I was driving. I was in Fort Worth the other day, and I realized that I was in this little, cute, trendy kind of area with these cute pizza shops and nice cafes and blah, blah, blah. And I’m like, “Oh, this is the new strip mall.” Because now I could be in any city in the country, and they have one of these cute little areas that has the trendy yoga shop, and the trendy coffee shop, and blah, blah, blah. So it’s this generation’s response to the strip malls. I feel like we’re really trying to turn back and find this balance between mom and pop and convenient shopping online. But it doesn’t have to be discount shopping. I don’t know.

Jay Goltz:
No, they’re going to have to have margins to stay in business.
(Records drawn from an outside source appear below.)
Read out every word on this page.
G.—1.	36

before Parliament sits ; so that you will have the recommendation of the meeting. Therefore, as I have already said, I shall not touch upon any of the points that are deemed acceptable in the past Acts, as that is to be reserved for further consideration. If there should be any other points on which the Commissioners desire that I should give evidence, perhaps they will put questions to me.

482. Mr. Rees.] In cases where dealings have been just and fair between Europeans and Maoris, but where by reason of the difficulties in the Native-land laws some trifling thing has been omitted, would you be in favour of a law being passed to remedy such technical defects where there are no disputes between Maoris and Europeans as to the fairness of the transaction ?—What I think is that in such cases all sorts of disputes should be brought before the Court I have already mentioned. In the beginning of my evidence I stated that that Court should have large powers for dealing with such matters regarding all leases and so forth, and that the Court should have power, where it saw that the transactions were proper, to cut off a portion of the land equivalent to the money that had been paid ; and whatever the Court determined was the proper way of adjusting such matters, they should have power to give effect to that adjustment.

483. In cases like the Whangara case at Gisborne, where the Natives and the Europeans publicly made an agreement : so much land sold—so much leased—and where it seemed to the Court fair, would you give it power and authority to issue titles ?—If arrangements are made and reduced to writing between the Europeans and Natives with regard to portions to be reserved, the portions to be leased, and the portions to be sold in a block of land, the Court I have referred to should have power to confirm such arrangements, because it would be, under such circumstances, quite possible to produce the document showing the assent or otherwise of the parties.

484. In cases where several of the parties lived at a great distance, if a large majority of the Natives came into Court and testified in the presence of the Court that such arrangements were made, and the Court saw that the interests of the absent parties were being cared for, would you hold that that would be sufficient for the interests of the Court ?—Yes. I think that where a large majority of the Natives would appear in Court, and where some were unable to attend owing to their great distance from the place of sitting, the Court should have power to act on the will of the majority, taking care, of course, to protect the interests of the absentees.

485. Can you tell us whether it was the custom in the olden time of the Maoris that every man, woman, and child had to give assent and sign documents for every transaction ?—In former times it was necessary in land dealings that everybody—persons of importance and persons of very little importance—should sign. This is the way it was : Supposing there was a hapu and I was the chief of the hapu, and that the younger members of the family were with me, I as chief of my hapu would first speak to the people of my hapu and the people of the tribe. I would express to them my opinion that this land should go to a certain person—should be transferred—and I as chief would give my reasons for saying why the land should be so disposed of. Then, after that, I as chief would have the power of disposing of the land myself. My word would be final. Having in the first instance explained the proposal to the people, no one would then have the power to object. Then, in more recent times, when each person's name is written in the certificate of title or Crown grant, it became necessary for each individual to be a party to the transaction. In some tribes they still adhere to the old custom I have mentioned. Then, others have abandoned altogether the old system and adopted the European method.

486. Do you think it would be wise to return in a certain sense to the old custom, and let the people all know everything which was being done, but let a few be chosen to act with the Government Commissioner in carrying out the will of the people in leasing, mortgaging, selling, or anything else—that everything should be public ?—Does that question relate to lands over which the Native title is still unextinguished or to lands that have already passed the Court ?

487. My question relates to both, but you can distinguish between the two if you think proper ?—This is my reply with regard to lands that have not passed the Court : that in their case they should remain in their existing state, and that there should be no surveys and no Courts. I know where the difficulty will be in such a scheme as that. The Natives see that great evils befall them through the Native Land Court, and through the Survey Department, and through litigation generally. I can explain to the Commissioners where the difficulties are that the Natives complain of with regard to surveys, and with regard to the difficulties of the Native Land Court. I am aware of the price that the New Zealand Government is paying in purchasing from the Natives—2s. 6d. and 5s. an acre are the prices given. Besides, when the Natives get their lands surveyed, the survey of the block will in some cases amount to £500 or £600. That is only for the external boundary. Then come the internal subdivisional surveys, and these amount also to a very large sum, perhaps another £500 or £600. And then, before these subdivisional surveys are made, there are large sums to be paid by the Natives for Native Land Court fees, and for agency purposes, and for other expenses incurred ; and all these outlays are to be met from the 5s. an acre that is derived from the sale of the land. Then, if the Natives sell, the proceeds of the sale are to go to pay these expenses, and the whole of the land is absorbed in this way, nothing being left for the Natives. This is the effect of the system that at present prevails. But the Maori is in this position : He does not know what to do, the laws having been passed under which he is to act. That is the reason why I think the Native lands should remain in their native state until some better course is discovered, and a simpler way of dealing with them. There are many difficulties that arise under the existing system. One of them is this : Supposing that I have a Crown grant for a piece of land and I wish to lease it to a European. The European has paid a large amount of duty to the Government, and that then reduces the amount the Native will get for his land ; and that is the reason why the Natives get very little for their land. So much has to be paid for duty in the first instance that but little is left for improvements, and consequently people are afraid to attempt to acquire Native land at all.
It’s happened in the frame industry, and there’s plenty of healthy, successful picture frame shops in America. A lot less than there used to be, but the fact is, it was culled out. There were 25,000 frame shops. Now there’s eight. Well, the 8,000 left are the people who are being better business people. I feel very strongly [that] the framing industry—it’s certainly not a big growth industry—but it’s solid. And it’s gonna stay in business. And I’m sure the same thing is true with the yarn industry because people want to go into the local yarn shop. Enough people do.

Loren Feldman:
Jay, you were saying a moment ago that there are a number of beautiful websites selling beautiful art that you presumably will have to compete with. Why isn’t that a concern to you?

Jay Goltz:
Because it’s a big enough market that I believe I can give a better value proposition to the customer. They will get a piece of it. You’ll never hear me use the phrase, “Oh, we’re going to disrupt the market.” Oh, please. Most people who use that phrase, they disrupt the bank accounts of their investors, and that’s about the only disruption that goes on. I’m not suggesting I’m disrupting the market. I’m suggesting that, given our overheads, given our exposure, given our expertise, I don’t think it’s crazy to think we could do $1 million, $2 million, $3 million, $4 million a year out of a market, and that’s not a lot.

Loren Feldman:
My thanks to Jay Goltz, Dana White, and Laura Zander. As always, thanks for sharing guys. I really appreciate it.